Des citoyens se mobilisent pour un salaire minimum à 15 $

Mathieu Ste-Marie mathieu.ste-marie@tc.tc
Publié le 14 octobre 2016

Une quinzaine de personnes ont participé au rassemblement vendredi midi.

©Photo: TC Media-Élaine Nicol

SAINT-JÉRÔME. La Centrale des syndicats du Québec (CSQ) a tenu une action vendredi à Saint-Jérôme afin d'appuyer la revendication du salaire minimum à 15 $.

Une soupe populaire était servie sur l'heure du midi à la quinzaine de personnes, incluant des représentants d'organisme communautaire, qui s'étaient regroupées sur le terrain vacant près du Tigre Géant.

Cette mobilisation fait partie de la campagne 5-10-15 qui repose sur trois revendications: le droit d'obtenir son horaire de travail cinq jours à l'avance, celui de disposer de dix jours de congé payé par année pour la maladie et les responsabilités familiales et le droit de gagner un salaire minimum de 15 $.

«Lorsqu'une personne gagne le salaire minimum, elle est sous le seuil de la pauvreté.
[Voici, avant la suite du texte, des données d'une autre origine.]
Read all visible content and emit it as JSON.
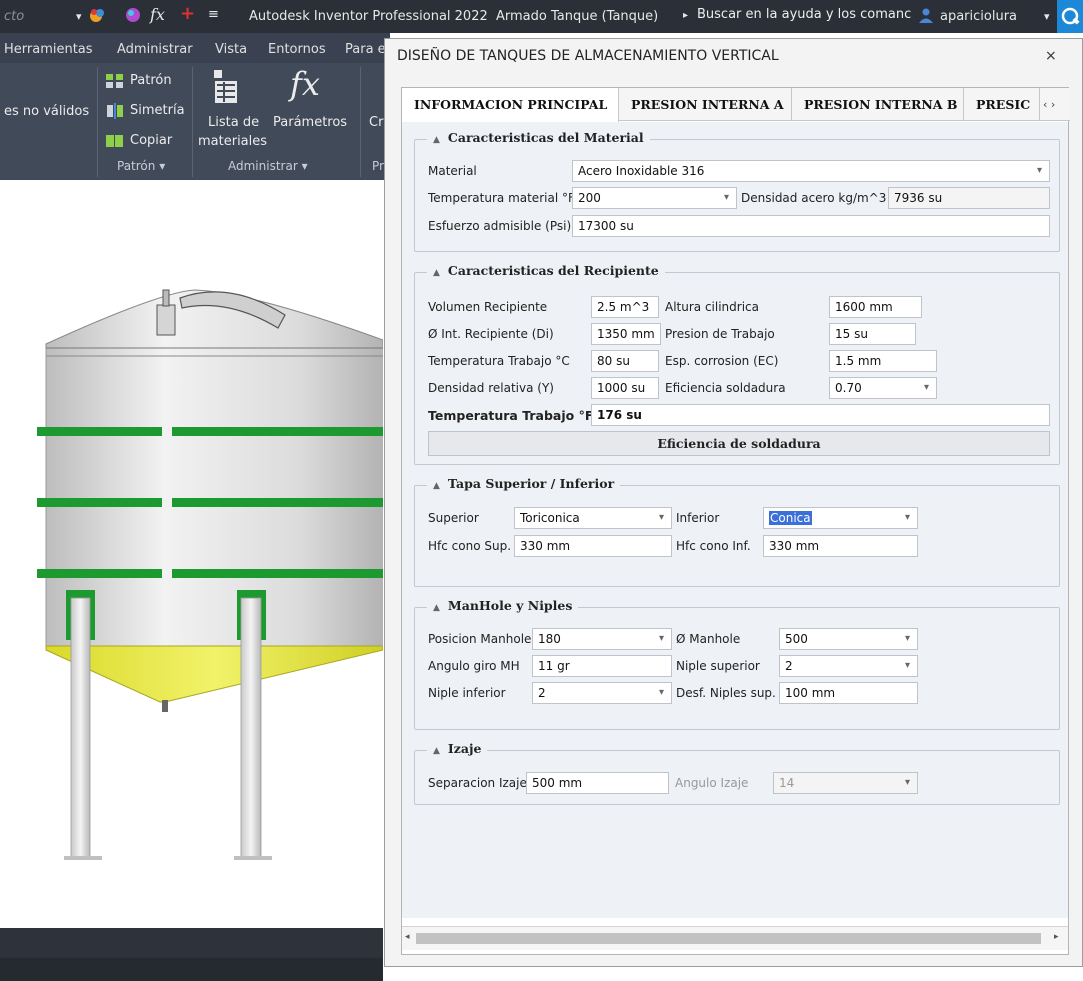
{
  "app": {
    "title_left": "cto",
    "title": "Autodesk Inventor Professional 2022",
    "document": "Armado Tanque (Tanque)",
    "search_placeholder": "Buscar en la ayuda y los comanc",
    "user": "apariciolura"
  },
  "ribbon": {
    "tabs": [
      "Herramientas",
      "Administrar",
      "Vista",
      "Entornos",
      "Para e"
    ],
    "left_cut_label": "es no válidos",
    "patron_items": [
      "Patrón",
      "Simetría",
      "Copiar"
    ],
    "lista_label_1": "Lista de",
    "lista_label_2": "materiales",
    "parametros_label": "Parámetros",
    "cut_cr": "Cr",
    "cut_pr": "Pr",
    "group_patron": "Patrón ▾",
    "group_administrar": "Administrar ▾"
  },
  "dialog": {
    "title": "DISEÑO DE TANQUES DE ALMACENAMIENTO VERTICAL",
    "close": "×",
    "tabs": [
      "INFORMACION PRINCIPAL",
      "PRESION INTERNA A",
      "PRESION INTERNA B",
      "PRESIC"
    ],
    "tab_scroll": "‹ ›",
    "material": {
      "legend": "Caracteristicas del Material",
      "material_label": "Material",
      "material_value": "Acero Inoxidable 316",
      "temp_label": "Temperatura material °F",
      "temp_value": "200",
      "dens_label": "Densidad acero kg/m^3",
      "dens_value": "7936 su",
      "esf_label": "Esfuerzo admisible (Psi)",
      "esf_value": "17300 su"
    },
    "recipiente": {
      "legend": "Caracteristicas del Recipiente",
      "vol_label": "Volumen Recipiente",
      "vol_value": "2.5 m^3",
      "alt_label": "Altura cilindrica",
      "alt_value": "1600 mm",
      "di_label": "Ø Int. Recipiente (Di)",
      "di_value": "1350 mm",
      "pres_label": "Presion de Trabajo",
      "pres_value": "15 su",
      "tt_label": "Temperatura Trabajo °C",
      "tt_value": "80 su",
      "ec_label": "Esp. corrosion (EC)",
      "ec_value": "1.5 mm",
      "dr_label": "Densidad relativa (Y)",
      "dr_value": "1000 su",
      "ef_label": "Eficiencia soldadura",
      "ef_value": "0.70",
      "ttf_label": "Temperatura Trabajo °F",
      "ttf_value": "176 su",
      "button": "Eficiencia de soldadura"
    },
    "tapa": {
      "legend": "Tapa Superior / Inferior",
      "sup_label": "Superior",
      "sup_value": "Toriconica",
      "inf_label": "Inferior",
      "inf_value": "Conica",
      "hsup_label": "Hfc cono Sup.",
      "hsup_value": "330 mm",
      "hinf_label": "Hfc cono Inf.",
      "hinf_value": "330 mm"
    },
    "manhole": {
      "legend": "ManHole y Niples",
      "pos_label": "Posicion Manhole",
      "pos_value": "180",
      "dia_label": "Ø Manhole",
      "dia_value": "500",
      "ang_label": "Angulo giro MH",
      "ang_value": "11 gr",
      "ns_label": "Niple superior",
      "ns_value": "2",
      "ni_label": "Niple inferior",
      "ni_value": "2",
      "desf_label": "Desf. Niples sup.",
      "desf_value": "100 mm"
    },
    "izaje": {
      "legend": "Izaje",
      "sep_label": "Separacion Izaje",
      "sep_value": "500 mm",
      "ang_label": "Angulo Izaje",
      "ang_value": "14"
    }
  },
  "colors": {
    "titlebar": "#2b2f38",
    "ribbon": "#414a59",
    "tank_body": "#e3e3e3",
    "ring_green": "#1c9a2f",
    "cone_yellow": "#e2e23a",
    "selection_blue": "#3a70d8"
  }
}
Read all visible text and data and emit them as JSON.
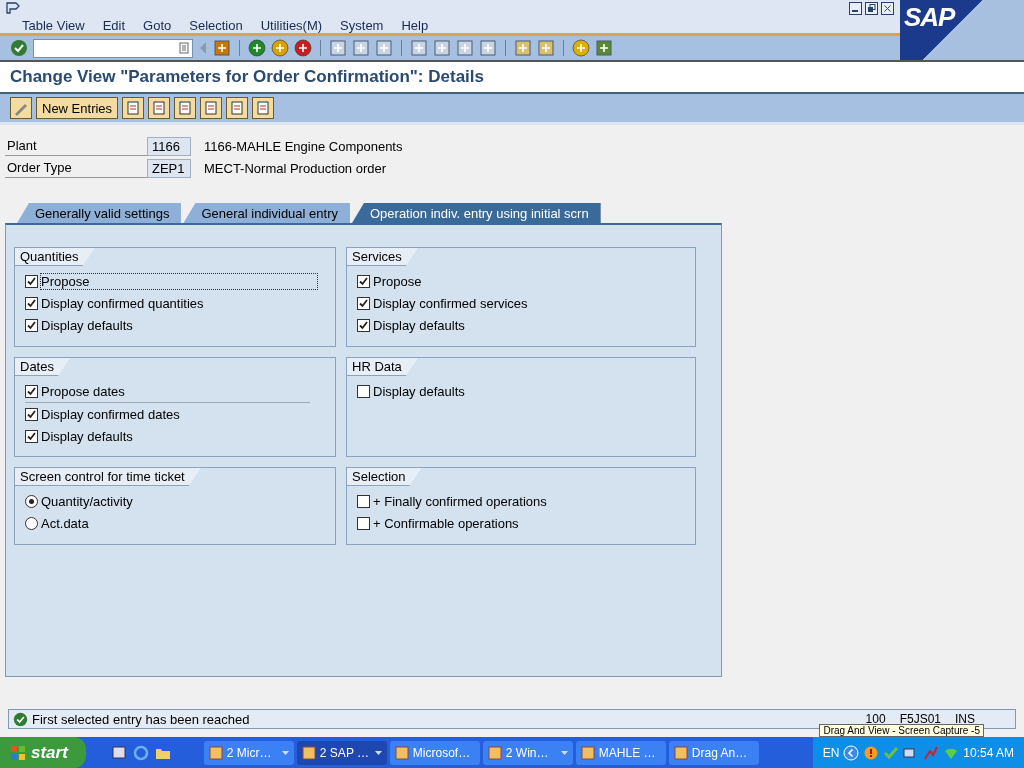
{
  "menu": [
    "Table View",
    "Edit",
    "Goto",
    "Selection",
    "Utilities(M)",
    "System",
    "Help"
  ],
  "logo": "SAP",
  "title": "Change View \"Parameters for Order Confirmation\": Details",
  "app_toolbar": {
    "new_entries": "New Entries"
  },
  "header_fields": [
    {
      "label": "Plant",
      "value": "1166",
      "description": "1166-MAHLE Engine Components"
    },
    {
      "label": "Order Type",
      "value": "ZEP1",
      "description": "MECT-Normal Production order"
    }
  ],
  "tabs": [
    {
      "label": "Generally valid settings",
      "selected": false
    },
    {
      "label": "General individual entry",
      "selected": false
    },
    {
      "label": "Operation indiv. entry using initial scrn",
      "selected": true
    }
  ],
  "groups": [
    {
      "title": "Quantities",
      "items": [
        {
          "kind": "checkbox",
          "label": "Propose",
          "checked": true
        },
        {
          "kind": "checkbox",
          "label": "Display confirmed quantities",
          "checked": true
        },
        {
          "kind": "checkbox",
          "label": "Display defaults",
          "checked": true
        }
      ]
    },
    {
      "title": "Services",
      "items": [
        {
          "kind": "checkbox",
          "label": "Propose",
          "checked": true
        },
        {
          "kind": "checkbox",
          "label": "Display confirmed services",
          "checked": true
        },
        {
          "kind": "checkbox",
          "label": "Display defaults",
          "checked": true
        }
      ]
    },
    {
      "title": "Dates",
      "items": [
        {
          "kind": "checkbox",
          "label": "Propose dates",
          "checked": true
        },
        {
          "kind": "checkbox",
          "label": "Display confirmed dates",
          "checked": true
        },
        {
          "kind": "checkbox",
          "label": "Display defaults",
          "checked": true
        }
      ]
    },
    {
      "title": "HR Data",
      "items": [
        {
          "kind": "checkbox",
          "label": "Display defaults",
          "checked": false
        }
      ]
    },
    {
      "title": "Screen control for time ticket",
      "items": [
        {
          "kind": "radio",
          "label": "Quantity/activity",
          "selected": true
        },
        {
          "kind": "radio",
          "label": "Act.data",
          "selected": false
        }
      ]
    },
    {
      "title": "Selection",
      "items": [
        {
          "kind": "checkbox",
          "label": "+ Finally confirmed operations",
          "checked": false
        },
        {
          "kind": "checkbox",
          "label": "+ Confirmable operations",
          "checked": false
        }
      ]
    }
  ],
  "status": {
    "message": "First selected entry has been reached",
    "fields": [
      "100",
      "F5JS01",
      "INS"
    ]
  },
  "tooltip": "Drag And View - Screen Capture -5",
  "taskbar": {
    "start": "start",
    "tasks": [
      {
        "label": "2 Micr…",
        "selected": false,
        "menu": true
      },
      {
        "label": "2 SAP …",
        "selected": true,
        "menu": true
      },
      {
        "label": "Microsof…",
        "selected": false,
        "menu": false
      },
      {
        "label": "2 Win…",
        "selected": false,
        "menu": true
      },
      {
        "label": "MAHLE …",
        "selected": false,
        "menu": false
      },
      {
        "label": "Drag An…",
        "selected": false,
        "menu": false
      }
    ],
    "language": "EN",
    "clock": "10:54 AM"
  }
}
Ce n'est pas normal, a déploré Josée Bélanger, coordonnatrice régionale de la CSQ des Laurentides. Le panier d'épicerie, le loyer, Hydro-Québec augmentent. Il faut trouver des solutions».

À ses côtés, Benoit Larocque, agent de liaison du Regroupement des organismes communautaires des Laurentides (ROCL), remarque également que «tout augmente» sans que les salaires suivent.

Plus de salariés demandent de l'aide

M.Larocque voit de plus en plus de salariés faire appel aux organismes communautaires. 

«Depuis quelques années, les soupes populaires accueillent des salariés ce qui était moins le cas avant. Ce n'est pas seulement ceux qui vivent de l'aide sociale qui fréquentent les soupes populaires», raconte-t-il.  

Ce dernier rapporte qu'un organisme membre du ROCL a vu son nombre de demandes d'aide alimentaire tripler en cinq ans.
Si les besoins augmentent, les services diminuent, constate-t-il.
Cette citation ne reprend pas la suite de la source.